Blaine took the kids to church tonight, and I stayed home with sleeping Elliot. (Formerly sleeping. Now she’s ingesting dry cheerios at a rapid rate and looking thoroughly confused at the quiet house she woke up to.) I was cleaning up supper after they left, found a nasty dried out milk mess under the spoon jar on the counter and another mess of clay smeared on the bench and I had a fleeting thought.
Soon enough this will all be past.
These moments, when I cringe and head for a scraper to clean up the mess that at least one, likely more, child knew about, made, and failed to see the value in cleaning it up for themselves, will be past. And I’ll miss them.
I keep telling myself that anyway.
The messes amaze me. The laundry never ends. And yet I hear from mother after grandmother that these years fly so fast.
This morning, when I was facing a temper tantrum throwing Pierce three minutes after I got up because I wouldn’t let him have a piece of candy from his co-op Valentine’s party for breakfast, the moment didn’t seem so short. When he was still screaming half an hour later, I was nearly certain that this day would pass in absolute agony. When he started another tantrum this afternoon when everyone was getting their allotted candy for the day but he didn’t because of the morning’s fit, I stared at his little face and reminded myself. This too shall pass. This too shall pass. Everyone says it will.
Not everyone has met Pierce, my stubborn, strong willed son, however. He’s bound and determined to prove them wrong.
And then. Sixth grade math is horrendous. Who makes this stuff up?! Why on earth does my dear word-loving daughter need to learn order of operations when I know no one who really writes things that way in every day life?! (I know. I know. I heard about it in college too. I hated it then too. FOIL. I got that one. About the time I learned First, Outer, Inner, Last, they moved on and it no longer applied. I’m still shaking my head in confusion 14 years later.) We spent an hour trying to figure out one order of operations problem a week ago. When I was helping Liberty with her math today, and most of this stuff totally makes sense to me, but today I had to ask her what to do with some term that I have yet to come across, cannot remember now, nor can I find it in the book at the moment. All the while I was attempting to cover my ignorance in a “tell me what you know so I can help you with what you don’t” attempt. (Cat’s out of the bag if she reads this, eh?) All of this went on while Eden tried, somewhat unsuccessfully, to diagram adverbs, Charlotte pestered and pestered for me to listen to her read, Sterling and Ruby slithered out of the room to go play because all they had left was a subject they needed me to do, and Ellie fussed because no one was paying her any attention and she has seventh child syndrome. And Pierce cried for the candy he couldn’t have.
Some moments cannot pass fast enough.
Some days are just like this. Who am I kidding?
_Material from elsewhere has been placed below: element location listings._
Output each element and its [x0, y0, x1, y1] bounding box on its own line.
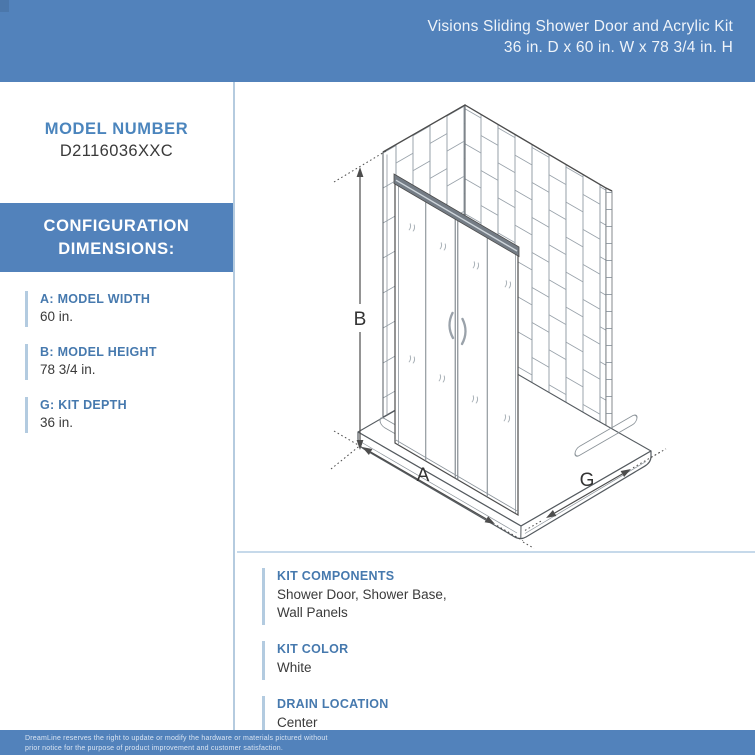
dimension-label: A: MODEL WIDTH: [40, 292, 151, 306]
info-value-line: Center: [277, 715, 318, 730]
model-number-value: D2116036XXC: [59, 142, 174, 160]
dimension-label-B: B: [353, 309, 367, 330]
dimension-list: [25, 291, 215, 450]
model-number-block: [0, 120, 233, 161]
dimension-label-G: G: [579, 470, 595, 491]
config-heading-line1: CONFIGURATION: [43, 216, 190, 235]
footer-line1: DreamLine reserves the right to update or modify the hardware or materials pictured without: [25, 735, 328, 742]
dimension-item-model-width: [25, 291, 215, 327]
info-label: DRAIN LOCATION: [277, 697, 389, 711]
info-item-kit-color: [262, 641, 682, 680]
shower-kit-isometric-drawing: [235, 90, 755, 550]
dimension-value: 36 in.: [40, 415, 74, 430]
info-item-kit-components: [262, 568, 682, 625]
product-title-line1: Visions Sliding Shower Door and Acrylic Kit: [427, 18, 733, 35]
header-banner: [0, 0, 755, 82]
info-value: [277, 586, 682, 622]
dimension-label: G: KIT DEPTH: [40, 398, 127, 412]
kit-info-section: [262, 568, 682, 751]
info-label: KIT COLOR: [277, 642, 349, 656]
config-heading-line2: DIMENSIONS:: [58, 239, 175, 258]
dimension-label-A: A: [416, 465, 430, 486]
info-label: KIT COMPONENTS: [277, 569, 395, 583]
dimension-label: B: MODEL HEIGHT: [40, 345, 157, 359]
dimension-item-kit-depth: [25, 397, 215, 433]
sidebar: [0, 82, 233, 430]
dimension-value: 78 3/4 in.: [40, 362, 96, 377]
model-number-label: MODEL NUMBER: [44, 120, 189, 138]
info-value-line: White: [277, 660, 312, 675]
info-value-line: Wall Panels: [277, 605, 348, 620]
dimension-value: 60 in.: [40, 309, 74, 324]
info-value-line: Shower Door, Shower Base,: [277, 587, 447, 602]
horizontal-divider: [237, 551, 755, 553]
footer-line2: prior notice for the purpose of product improvement and customer satisfaction.: [25, 744, 283, 752]
footer-disclaimer: [0, 730, 755, 755]
info-value: [277, 659, 682, 677]
configuration-dimensions-heading: [0, 203, 233, 272]
corner-tab-decoration: [0, 0, 9, 12]
product-title-line2: 36 in. D x 60 in. W x 78 3/4 in. H: [503, 39, 733, 56]
dimension-item-model-height: [25, 344, 215, 380]
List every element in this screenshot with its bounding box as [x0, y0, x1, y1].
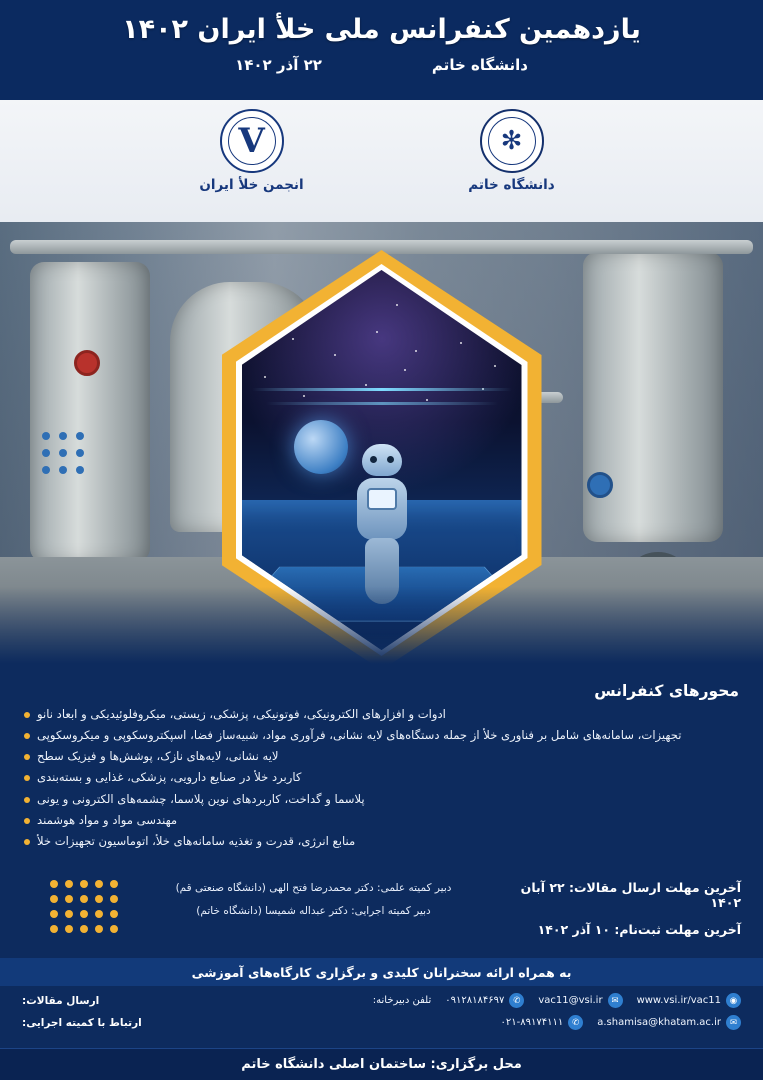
deadlines-block	[509, 880, 741, 949]
page-title: یازدهمین کنفرانس ملی خلأ ایران ۱۴۰۲	[122, 14, 641, 45]
robot-chest-screen	[367, 488, 397, 510]
phone-number: ۰۹۱۲۸۱۸۴۶۹۷	[445, 995, 505, 1006]
email-link-papers[interactable]	[538, 993, 622, 1008]
phone-icon: ✆	[568, 1015, 583, 1030]
robot-head	[362, 444, 402, 476]
deadlines-committee-section	[0, 872, 763, 958]
red-valve-icon	[74, 350, 100, 376]
phone-number: ۰۲۱-۸۹۱۷۴۱۱۱	[500, 1017, 564, 1028]
phone-secretariat[interactable]	[445, 993, 524, 1008]
envelope-icon: ✉	[608, 993, 623, 1008]
topic-text: لایه نشانی، لایه‌های نازک، پوشش‌ها و فیزیک سطح	[37, 749, 279, 764]
topic-text: تجهیزات، سامانه‌های شامل بر فناوری خلأ از جمله دستگاه‌های لایه نشانی، فرآوری مواد، شبیه‌ساز فضا، اسپکتروسکوپی و میکروسکوپی	[37, 728, 682, 743]
deadline-papers: آخرین مهلت ارسال مقالات: ۲۲ آبان ۱۴۰۲	[520, 880, 741, 910]
topic-text: مهندسی مواد و مواد هوشمند	[37, 812, 178, 827]
bullet-icon	[24, 712, 30, 718]
letter-v-icon: V	[238, 121, 265, 161]
list-item	[24, 749, 739, 765]
vacuum-chamber-1	[30, 262, 150, 562]
khatam-emblem-icon	[480, 109, 544, 173]
topic-text: پلاسما و گداخت، کاربردهای نوین پلاسما، چشمه‌های الکترونی و یونی	[37, 791, 365, 806]
logo-band	[0, 100, 763, 222]
email-link-executive[interactable]	[597, 1015, 741, 1030]
title-subrow	[0, 56, 763, 74]
bullet-icon	[24, 818, 30, 824]
committee-block	[118, 880, 509, 928]
phone-executive[interactable]	[501, 1015, 584, 1030]
topic-text: ادوات و افزارهای الکترونیکی، فوتونیکی، پزشکی، زیستی، میکروفلوئیدیکی و ابعاد نانو	[37, 707, 446, 721]
phone-icon: ✆	[509, 993, 524, 1008]
neon-light-strip	[266, 402, 498, 405]
bullet-icon	[24, 797, 30, 803]
website-link[interactable]	[637, 993, 741, 1008]
list-item	[24, 707, 739, 723]
contact-section	[0, 986, 763, 1048]
executive-contact-label: ارتباط با کمیته اجرایی:	[22, 1016, 142, 1029]
list-item	[24, 834, 739, 850]
robot-eye-icon	[370, 456, 377, 463]
robot-eye-icon	[387, 456, 394, 463]
scientific-committee-secretary: دبیر کمیته علمی: دکتر محمدرضا فتح الهی (دانشگاه صنعتی قم)	[175, 882, 452, 894]
bullet-icon	[24, 775, 30, 781]
website-url: www.vsi.ir/vac11	[636, 995, 721, 1006]
list-item	[24, 792, 739, 808]
conference-date: ۲۲ آذر ۱۴۰۲	[235, 55, 322, 74]
hero-photo	[0, 222, 763, 677]
papers-label: ارسال مقالات:	[22, 994, 100, 1007]
envelope-icon: ✉	[726, 1015, 741, 1030]
executive-committee-secretary: دبیر کمیته اجرایی: دکتر عبداله شمیسا (دانشگاه خاتم)	[196, 905, 431, 917]
iranian-vacuum-society-logo	[157, 109, 347, 193]
neon-light-strip	[252, 388, 512, 391]
workshop-note: به همراه ارائه سخنرانان کلیدی و برگزاری کارگاه‌های آموزشی	[191, 964, 572, 980]
photo-bottom-fade	[0, 587, 763, 677]
venue-text: محل برگزاری: ساختمان اصلی دانشگاه خاتم	[241, 1057, 522, 1072]
decorative-dot-grid	[42, 432, 84, 474]
humanoid-robot	[349, 444, 415, 604]
khatam-university-logo	[417, 109, 607, 193]
decorative-dot-matrix	[50, 880, 118, 933]
bullet-icon	[24, 733, 30, 739]
vacuum-society-emblem-icon	[220, 109, 284, 173]
venue-footer	[0, 1048, 763, 1080]
secretariat-phone-label: تلفن دبیرخانه:	[372, 995, 432, 1006]
list-item	[24, 813, 739, 829]
topic-text: منابع انرژی، قدرت و تغذیه سامانه‌های خلأ، اتوماسیون تجهیزات خلأ	[37, 833, 356, 848]
globe-icon: ◉	[726, 993, 741, 1008]
workshop-note-bar	[0, 958, 763, 986]
star-rosette-icon: ✻	[500, 126, 523, 156]
vacuum-chamber-3	[583, 252, 723, 542]
contact-row-papers	[22, 993, 741, 1008]
planet-earth-graphic	[294, 420, 348, 474]
list-item	[24, 728, 739, 744]
logo-caption: دانشگاه خاتم	[468, 177, 555, 193]
blue-valve-icon	[587, 472, 613, 498]
email-address: vac11@vsi.ir	[538, 995, 603, 1006]
bullet-icon	[24, 754, 30, 760]
bullet-icon	[24, 839, 30, 845]
title-band	[0, 0, 763, 100]
topics-section	[0, 672, 763, 870]
topics-title: محورهای کنفرانس	[594, 682, 739, 700]
venue-short: دانشگاه خاتم	[431, 55, 528, 74]
topic-text: کاربرد خلأ در صنایع دارویی، پزشکی، غذایی و بسته‌بندی	[37, 770, 302, 785]
deadline-registration: آخرین مهلت ثبت‌نام: ۱۰ آذر ۱۴۰۲	[537, 922, 741, 937]
email-address: a.shamisa@khatam.ac.ir	[597, 1017, 721, 1028]
decorative-dot-matrix-wrap	[22, 880, 118, 933]
logo-caption: انجمن خلأ ایران	[199, 177, 304, 193]
list-item	[24, 770, 739, 786]
contact-row-executive	[22, 1015, 741, 1030]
Some weeks are like this! I wish away these years, struggle with the hard stuff, shake my head at the agony of minutes passing in ridiculousness.
But it’s not ridiculousness. Tomorrow’s another day. Tomorrow holds hope for Pierce and that peanut butter cup he found so entirely worth getting himself into trouble over. Liberty’s math will be fresh and new and, we can hope, less confusing. Diagramming adverbs will be old news and so not a big deal.
In the meantime, I’ll cherish the quiet moments that give me a moment’s reprieve after a particularly rough day. That moment is now past, my family is home, and my dear youngest son is hollering from his perch on a certain white throne that he needs assistance.
Some days it’s merely survival. Knowledge that today will never return, for better or worse, spurs me on to try again.
Because, after all, the years are short. Someday I will no longer find messes unattended and wonder who on earth thought that was okay.
In the meantime, it’s time to wipe another backside, sweep up the cheerios, send the kids to bed …and hope that tomorrow holds simple fractions, decimals, or perhaps the FOIL concept. I can handle that.